I’m going to tell you a secret.
If tortoiseshell cats could sing, they would all be sopranos.
OK, tortoiseshell cats can sing, and certain tortoiseshell cats named Virginia are beltier, bawdier altos than eighty Ethel Mermans.
But my point still holds, at least in Suite B.
This month, for a limited engagement, Suite B is hosting an intimate acoustic performance by one tender-hearted tortie: Joni.
We can’t help but sigh her name, so smitten are we. Jooooni. The mere sight of her pointy, perfect face is enough to swoon the song. We could take a case of her, and we would still be on our feet.
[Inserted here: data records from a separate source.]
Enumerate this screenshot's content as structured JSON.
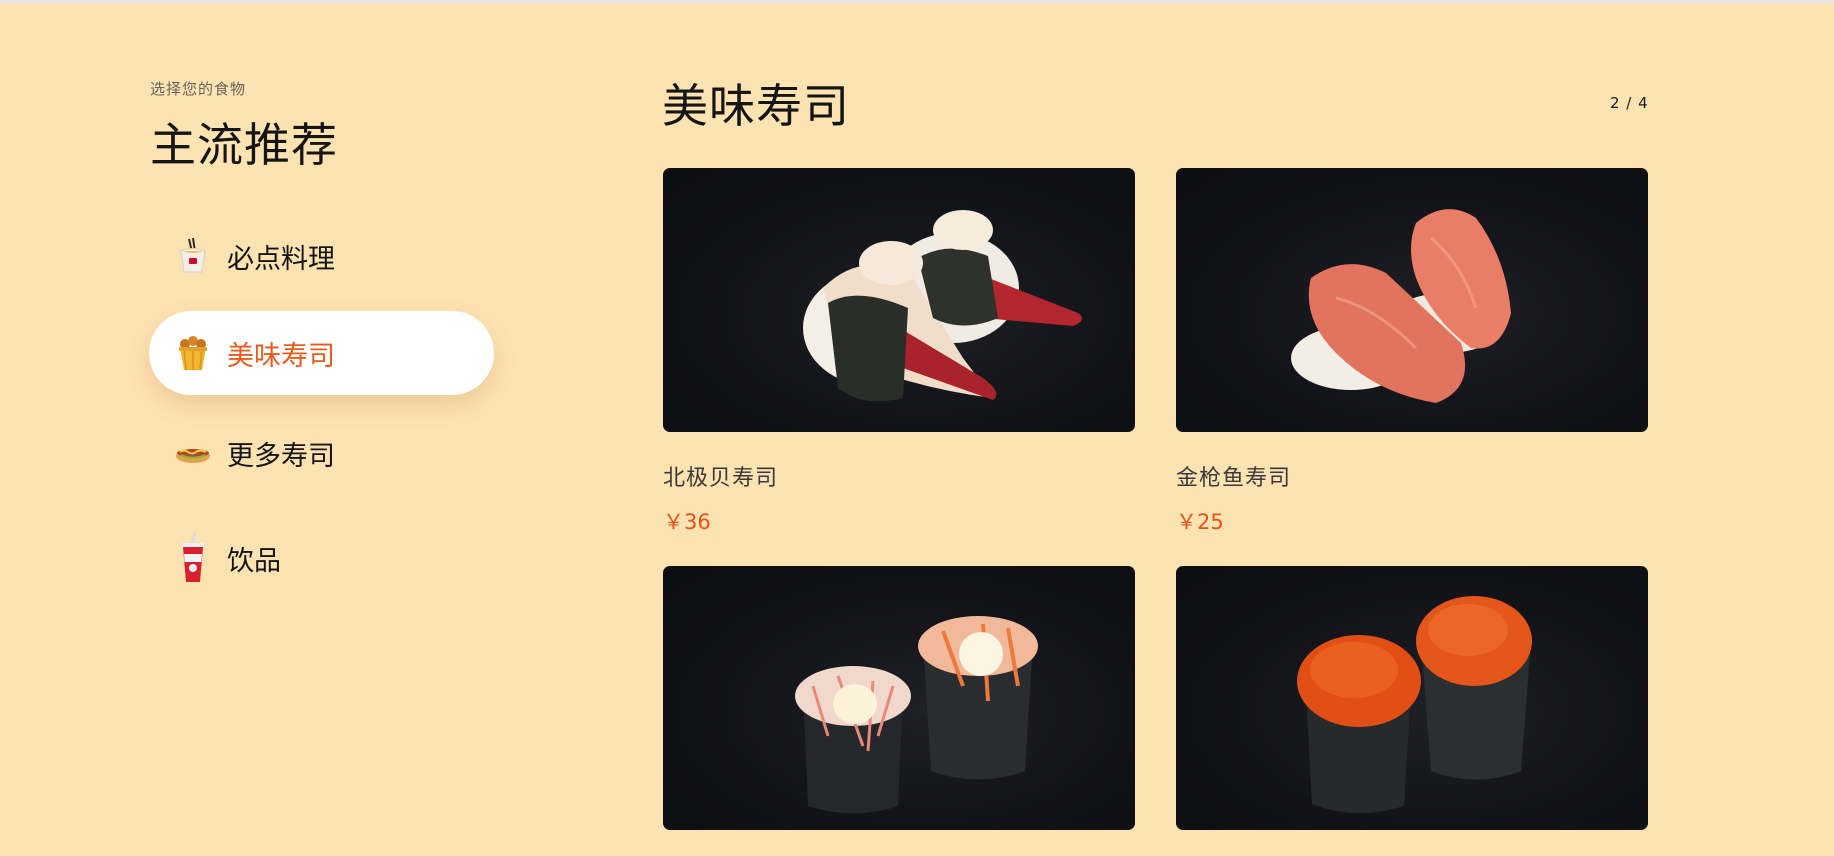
{
  "sidebar": {
    "eyebrow": "选择您的食物",
    "title": "主流推荐",
    "items": [
      {
        "label": "必点料理",
        "icon": "noodle-box-icon",
        "active": false
      },
      {
        "label": "美味寿司",
        "icon": "fried-chicken-bucket-icon",
        "active": true
      },
      {
        "label": "更多寿司",
        "icon": "hot-dog-icon",
        "active": false
      },
      {
        "label": "饮品",
        "icon": "soda-cup-icon",
        "active": false
      }
    ]
  },
  "main": {
    "title": "美味寿司",
    "pager": "2 / 4",
    "items": [
      {
        "name": "北极贝寿司",
        "price": "￥36"
      },
      {
        "name": "金枪鱼寿司",
        "price": "￥25"
      },
      {
        "name": "",
        "price": ""
      },
      {
        "name": "",
        "price": ""
      }
    ]
  },
  "colors": {
    "background": "#fde2b2",
    "accent": "#ea5a1c",
    "card_background": "#111217"
  }
}
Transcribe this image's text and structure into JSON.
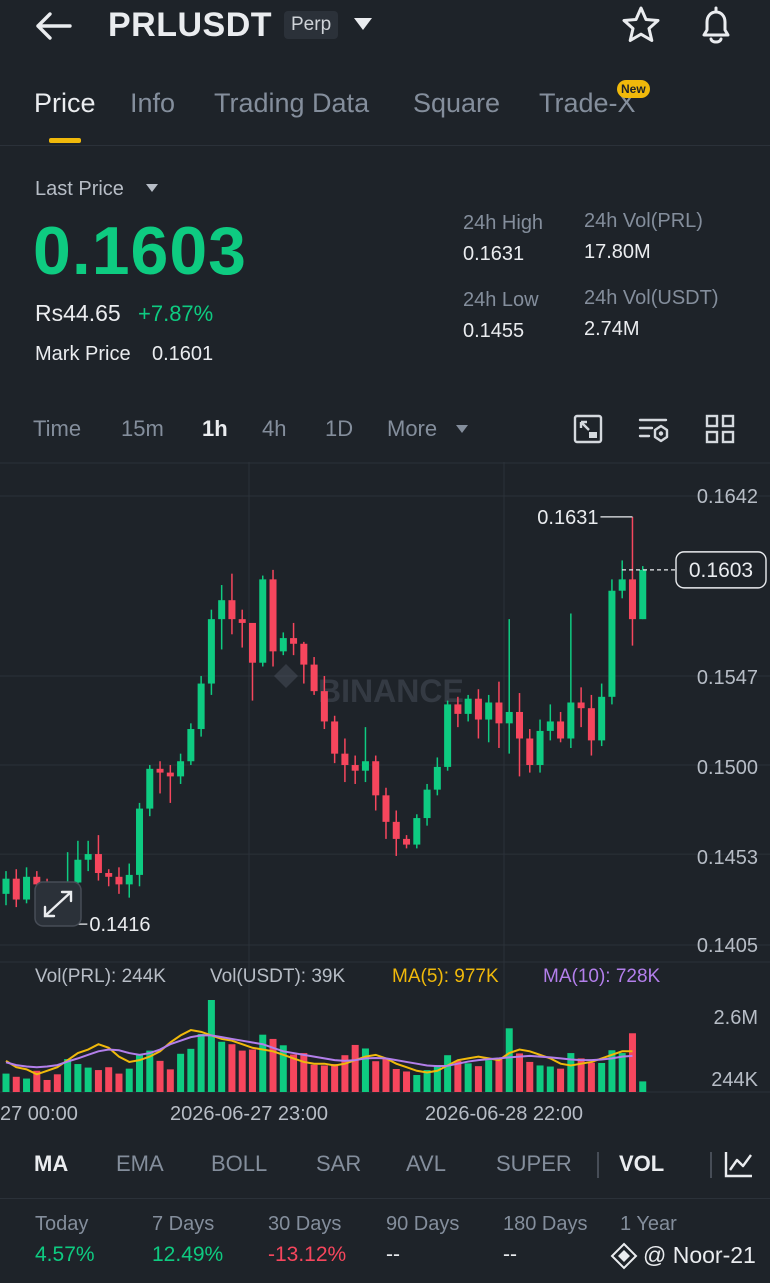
{
  "header": {
    "symbol": "PRLUSDT",
    "badge": "Perp"
  },
  "tabs": [
    {
      "label": "Price"
    },
    {
      "label": "Info"
    },
    {
      "label": "Trading Data"
    },
    {
      "label": "Square"
    },
    {
      "label": "Trade-X"
    }
  ],
  "new_badge": "New",
  "price": {
    "label": "Last Price",
    "last": "0.1603",
    "fiat": "Rs44.65",
    "change": "+7.87%",
    "mark_label": "Mark Price",
    "mark_value": "0.1601"
  },
  "stats": {
    "high_label": "24h High",
    "high": "0.1631",
    "low_label": "24h Low",
    "low": "0.1455",
    "vol_base_label": "24h Vol(PRL)",
    "vol_base": "17.80M",
    "vol_quote_label": "24h Vol(USDT)",
    "vol_quote": "2.74M"
  },
  "intervals": [
    "Time",
    "15m",
    "1h",
    "4h",
    "1D",
    "More"
  ],
  "colors": {
    "up": "#0ecb81",
    "down": "#f6465d",
    "accent": "#f0b90b",
    "ma5": "#f0b90b",
    "ma10": "#b37feb",
    "background": "#1e2329"
  },
  "chart_data": {
    "type": "candlestick",
    "price_axis_labels": [
      "0.1642",
      "0.1547",
      "0.1500",
      "0.1453",
      "0.1405"
    ],
    "ylim": [
      0.1405,
      0.1642
    ],
    "current_price": "0.1603",
    "high_annotation": "0.1631",
    "low_annotation": "0.1416",
    "watermark": "BINANCE",
    "time_labels": [
      "27 00:00",
      "2026-06-27 23:00",
      "2026-06-28 22:00"
    ],
    "volume_info": {
      "vol_base": "Vol(PRL): 244K",
      "vol_quote": "Vol(USDT): 39K",
      "ma5": "MA(5): 977K",
      "ma10": "MA(10): 728K"
    },
    "volume_axis_labels": [
      "2.6M",
      "244K"
    ],
    "volume_max": 2600,
    "candles": [
      [
        0.1432,
        0.144,
        0.1426,
        0.1444
      ],
      [
        0.144,
        0.1429,
        0.1425,
        0.1445
      ],
      [
        0.1429,
        0.1441,
        0.1427,
        0.1446
      ],
      [
        0.1441,
        0.1437,
        0.1432,
        0.1444
      ],
      [
        0.1437,
        0.1428,
        0.1418,
        0.144
      ],
      [
        0.1428,
        0.1423,
        0.1416,
        0.1433
      ],
      [
        0.1423,
        0.1438,
        0.142,
        0.1454
      ],
      [
        0.1438,
        0.145,
        0.1433,
        0.146
      ],
      [
        0.145,
        0.1453,
        0.1444,
        0.146
      ],
      [
        0.1453,
        0.1443,
        0.1439,
        0.1463
      ],
      [
        0.1443,
        0.1441,
        0.1436,
        0.1445
      ],
      [
        0.1441,
        0.1437,
        0.1432,
        0.1446
      ],
      [
        0.1437,
        0.1442,
        0.143,
        0.1448
      ],
      [
        0.1442,
        0.1477,
        0.1436,
        0.148
      ],
      [
        0.1477,
        0.1498,
        0.1473,
        0.15
      ],
      [
        0.1498,
        0.1496,
        0.1485,
        0.1502
      ],
      [
        0.1496,
        0.1494,
        0.148,
        0.15
      ],
      [
        0.1494,
        0.1502,
        0.149,
        0.1506
      ],
      [
        0.1502,
        0.1519,
        0.15,
        0.1522
      ],
      [
        0.1519,
        0.1543,
        0.1515,
        0.1547
      ],
      [
        0.1543,
        0.1577,
        0.1537,
        0.1582
      ],
      [
        0.1577,
        0.1587,
        0.1561,
        0.1595
      ],
      [
        0.1587,
        0.1577,
        0.1569,
        0.1601
      ],
      [
        0.1577,
        0.1575,
        0.1562,
        0.1582
      ],
      [
        0.1575,
        0.1554,
        0.1534,
        0.1565
      ],
      [
        0.1554,
        0.1598,
        0.1552,
        0.16
      ],
      [
        0.1598,
        0.156,
        0.1552,
        0.1603
      ],
      [
        0.156,
        0.1567,
        0.1558,
        0.157
      ],
      [
        0.1567,
        0.1564,
        0.1558,
        0.1575
      ],
      [
        0.1564,
        0.1553,
        0.1543,
        0.1565
      ],
      [
        0.1553,
        0.1539,
        0.1537,
        0.1557
      ],
      [
        0.1539,
        0.1523,
        0.1519,
        0.1547
      ],
      [
        0.1523,
        0.1506,
        0.1501,
        0.1526
      ],
      [
        0.1506,
        0.15,
        0.1491,
        0.1514
      ],
      [
        0.15,
        0.1497,
        0.149,
        0.1505
      ],
      [
        0.1497,
        0.1502,
        0.1491,
        0.152
      ],
      [
        0.1502,
        0.1484,
        0.1476,
        0.1505
      ],
      [
        0.1484,
        0.147,
        0.1461,
        0.1488
      ],
      [
        0.147,
        0.1461,
        0.1452,
        0.1476
      ],
      [
        0.1461,
        0.1458,
        0.1456,
        0.1463
      ],
      [
        0.1458,
        0.1472,
        0.1456,
        0.1474
      ],
      [
        0.1472,
        0.1487,
        0.1468,
        0.149
      ],
      [
        0.1487,
        0.1499,
        0.1484,
        0.1504
      ],
      [
        0.1499,
        0.1532,
        0.1497,
        0.1534
      ],
      [
        0.1532,
        0.1527,
        0.152,
        0.1536
      ],
      [
        0.1527,
        0.1535,
        0.1523,
        0.1537
      ],
      [
        0.1535,
        0.1524,
        0.1514,
        0.154
      ],
      [
        0.1524,
        0.1533,
        0.1512,
        0.1537
      ],
      [
        0.1533,
        0.1522,
        0.1509,
        0.1544
      ],
      [
        0.1522,
        0.1528,
        0.1506,
        0.1577
      ],
      [
        0.1528,
        0.1514,
        0.1494,
        0.1538
      ],
      [
        0.1514,
        0.15,
        0.1496,
        0.1519
      ],
      [
        0.15,
        0.1518,
        0.1496,
        0.1524
      ],
      [
        0.1518,
        0.1523,
        0.1513,
        0.1532
      ],
      [
        0.1523,
        0.1514,
        0.1512,
        0.1528
      ],
      [
        0.1514,
        0.1533,
        0.1509,
        0.158
      ],
      [
        0.1533,
        0.153,
        0.152,
        0.1541
      ],
      [
        0.153,
        0.1513,
        0.1505,
        0.1537
      ],
      [
        0.1513,
        0.1536,
        0.151,
        0.1543
      ],
      [
        0.1536,
        0.1592,
        0.1532,
        0.1598
      ],
      [
        0.1592,
        0.1598,
        0.1588,
        0.1608
      ],
      [
        0.1598,
        0.1577,
        0.1563,
        0.1631
      ],
      [
        0.1577,
        0.1603,
        0.1577,
        0.1605
      ]
    ],
    "volumes": [
      520,
      430,
      380,
      600,
      340,
      500,
      930,
      790,
      690,
      620,
      700,
      520,
      660,
      1050,
      1170,
      880,
      640,
      1080,
      1220,
      1640,
      2600,
      1420,
      1350,
      1170,
      1200,
      1620,
      1500,
      1320,
      1060,
      1100,
      770,
      750,
      790,
      1040,
      1330,
      1230,
      870,
      950,
      650,
      580,
      480,
      620,
      760,
      1040,
      880,
      810,
      730,
      900,
      940,
      1800,
      1090,
      850,
      750,
      720,
      660,
      1100,
      950,
      830,
      820,
      1180,
      1100,
      1660,
      300
    ],
    "ma5": [
      880,
      700,
      640,
      500,
      600,
      700,
      900,
      1100,
      1200,
      1350,
      1250,
      1000,
      850,
      900,
      1000,
      1150,
      1400,
      1600,
      1750,
      1700,
      1600,
      1500,
      1450,
      1350,
      1250,
      1200,
      1150,
      1050,
      950,
      850,
      800,
      800,
      750,
      800,
      900,
      1000,
      1050,
      950,
      800,
      700,
      600,
      550,
      600,
      750,
      900,
      950,
      1000,
      950,
      900,
      1100,
      1200,
      1150,
      1050,
      950,
      800,
      750,
      800,
      850,
      950,
      1050,
      1150,
      1150
    ],
    "ma10": [
      840,
      760,
      720,
      700,
      720,
      760,
      860,
      950,
      1050,
      1150,
      1200,
      1180,
      1100,
      1050,
      1100,
      1200,
      1350,
      1450,
      1550,
      1600,
      1600,
      1550,
      1500,
      1450,
      1400,
      1350,
      1250,
      1150,
      1100,
      1050,
      1000,
      950,
      900,
      880,
      900,
      950,
      960,
      950,
      900,
      850,
      800,
      750,
      730,
      740,
      800,
      860,
      900,
      930,
      950,
      980,
      1000,
      1020,
      1000,
      980,
      950,
      920,
      900,
      900,
      920,
      950,
      1000,
      1020
    ]
  },
  "indicators": [
    "MA",
    "EMA",
    "BOLL",
    "SAR",
    "AVL",
    "SUPER",
    "VOL"
  ],
  "performance": [
    {
      "label": "Today",
      "value": "4.57%",
      "tone": "up"
    },
    {
      "label": "7 Days",
      "value": "12.49%",
      "tone": "up"
    },
    {
      "label": "30 Days",
      "value": "-13.12%",
      "tone": "down"
    },
    {
      "label": "90 Days",
      "value": "--",
      "tone": "none"
    },
    {
      "label": "180 Days",
      "value": "--",
      "tone": "none"
    },
    {
      "label": "1 Year",
      "value": "",
      "tone": "none"
    }
  ],
  "watermark": "@ Noor-21"
}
But being besotted with Joni’s beauty is only the beginning. It’s Joni’s soul that soars to your essence like a favorite song. Spend 4-6 seconds in her presence, and she shall roll for you, baring her bronze-and-black belly, widening those wondrous eyes and letting her bleeding heart burn all around you.
And at that point, your big yellow taxi can find another fare; you’re here to stay.
We can’t quite catch the rhythm of Joni’s last record. Somehow she ended up at a shelter, limping. Somehow even squiffier, she stayed there a long time, unsung and unwanted by adopters. We don’t get it. Such lyrics are, frankly, unlistenable.
So we’ll just tune to a folkier, fonder station: Joni’s here now. Her warm, whispery soprano is welcoming every visitor to Suite B.
And we have a feeling there won’t be many more verses before she’s homeward bound.
Like the best folk singers, Joni has seen both sides of life. She knows the bleak and the blue, the cold and the concrete.
But she’s still idealistic enough to believe that her music can matter and melt the cold. She knows who she is. She knows hope and belly rubs win. She knows where she stands. She’s still ready to court life with all her considerable charms.
And we stand in sparking, song-struck awe.